Etwa 30 000 Menschen starben in den Jahren 1940 bis 1944 in der eigens eingerichteten Gaskammer in Hartheim, psychisch Kranke, Menschen mit geistigen oder körperlichen Behinderungen, aber auch Häftlinge aus Konzentrationslagern, die nicht mehr arbeiten könnten, Zwangsarbeiter aus Osteuropa und der damaligen Sowjetunion, heißt es auf der Homepage des heutigen Lern- und Gedenkorts Schloss Hartheim.
Johann Obermeier gehörte zu einer Gruppe von insgesamt 120 Patienten aus Gabersee, die gemeinsam nach Hartheim geschickt wurden und dort zu Tode kamen. „Am 7. November 1940 musste Johann Obermaier mit 119 weiteren Gaberseer Patienten, 59 männlichen und 60 weiblichen ‚Pfleglingen‘, die am Straßenübergang nach Gern bereitgestellten Zugwaggons besteigen“, hat Schäfer in seinen Unterlagen vermerkt.

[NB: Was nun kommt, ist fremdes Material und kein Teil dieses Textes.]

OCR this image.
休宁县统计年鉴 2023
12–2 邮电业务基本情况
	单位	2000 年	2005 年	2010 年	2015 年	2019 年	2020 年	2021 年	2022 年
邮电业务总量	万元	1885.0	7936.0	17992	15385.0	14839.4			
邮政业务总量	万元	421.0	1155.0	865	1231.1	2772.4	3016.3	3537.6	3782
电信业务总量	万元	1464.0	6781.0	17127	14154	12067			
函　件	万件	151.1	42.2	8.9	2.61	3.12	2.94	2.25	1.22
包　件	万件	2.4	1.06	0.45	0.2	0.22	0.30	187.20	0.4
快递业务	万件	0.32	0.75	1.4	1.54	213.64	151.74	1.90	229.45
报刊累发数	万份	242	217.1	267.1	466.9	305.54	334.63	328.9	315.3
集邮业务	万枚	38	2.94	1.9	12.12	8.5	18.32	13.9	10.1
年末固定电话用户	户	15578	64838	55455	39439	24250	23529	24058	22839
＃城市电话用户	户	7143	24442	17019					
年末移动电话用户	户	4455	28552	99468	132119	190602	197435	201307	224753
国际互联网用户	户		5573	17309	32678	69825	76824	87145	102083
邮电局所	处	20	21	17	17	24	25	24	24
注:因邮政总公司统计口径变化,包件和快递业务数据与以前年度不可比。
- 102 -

Der Historiker hat die Lebensdaten der beiden Männer zusammengetragen. Seit Jahren hat er es sich zur Aufgabe gemacht, die Schicksale von Opfern der NS-Herrschaft und speziell des Euthanasieprogramms nachzuzeichnen, er hat 2023 eine Sonderausstellung über Opfer aus dem Ebersberger Raum organisiert und war bis dahin auf ungefähr 240 Fälle von Zwangssterilisation und 30 „Euthanasie“-Morde gekommen.
Um Blutreinhaltung war es den Nationalsozialisten gegangen. Kranke Menschen hatten im sogenannten „Volkskörper“ keinen Platz. Auch nicht Josef Huber und Johann Obermaier.
Von seiner Recherche, seinen Unterlagen und weiteren Einzelheiten der Schicksale der beiden Männer berichtet Schäfer in einem Vortrag im Rahmen der Jahreshauptversammlung des Heimatvereins Frauenneuharting.
Die Jahreshauptversammlung findet am Freitag, 28. Juni, im Stüberl des Feuerwehrhauses Frauenneuharting, Dorfstraße 7, statt. Beginn ist um 19.30 Uhr. Auch interessierte Nichtmitglieder sind willkommen.